In that time, the number of sentenced prisoners in state custody has climbed 391 percent—from 94 prisoners per 100,000 residents in 1978 to 462 prisoners per 100,000 residents in 2013.
Just 12 states have had a greater increase in the same time period, according to the study.
Currently, the Kentucky correctional system has more than 21,000 people, according to the Kentucky Department of Corrections.
In 1978, about 3,400 people were in that system, according to the study.
The reason for the surge of people serving prison and jail time is due to policy changes—not rising crime rates, said Robert Lawson, a law professor at the University of Kentucky and a principal author of the state’s penal code.
Lawson said changes in the penal code for repeat offenders created harsher penalties people with multiple convictions.
Before those changes, someone would need to be convicted of two separate felonies and serve two separate prison sentences before being subjected to elevated penalties that come along with persistent felony offender status, Lawson said.

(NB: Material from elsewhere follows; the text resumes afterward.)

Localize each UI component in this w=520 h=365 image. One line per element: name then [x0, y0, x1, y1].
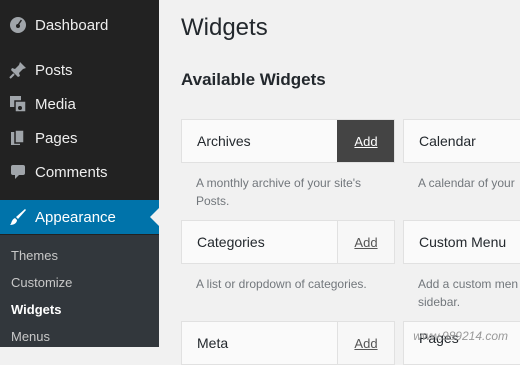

“It was really regarded as a last resort punishment,” he said.
The new laws made it easier to tack on harsher penalties for subsequent convictions.
The number of inmates serving persistent felony offender sentences increased by more than 150 percent, Lawson said.
The budget demands for prisons have expanded with the prisoner populations, said Michael Mitchell, an analyst with the Center for Budget and Policy Priorities and co-author of the study.
The rising correctional costs can take state funds away from areas like education, Mitchell said.
In the 2012-2013 school year, Kentucky spent an average of about $10,000 per student, according to the state education department. In 2013, the state spend an average of about $18,000 per inmate, according to the corrections department.
Since 1986, Kentucky lawmakers have increased spending on corrections by $362 million (adjusted for inflation), according to the Center for Budget and Policy Priorities study.
The current department of corrections general fund budget is just more than $472 million, according to the corrections department.
Some states have pushed through reforms that have aided in reducing prison and jail populations, therefore reducing some expense, Mitchell added.
Lawson said Kentucky has not seen much success from such reforms.
Efforts to reform the system have been tried in Kentucky.
J. Michael Brown, the secretary of Kentucky’s justice and public safety cabinet, said last year that legislation passed in 2011 had helped reduce corrections population by more than 2,000 inmates.
But Lawson said reforms should focus not only on reducing populations, which can best be accomplished by addressing the persistent felony offender law, but reforms should also focus on increasing investments in the current population of prisoners.
He said the current system doesn’t “do anything for them.”
“There is very little in the way of educational experience or job training or drug treatment in the prison system,” he said. “In my opinion, all we are doing is making them worse.”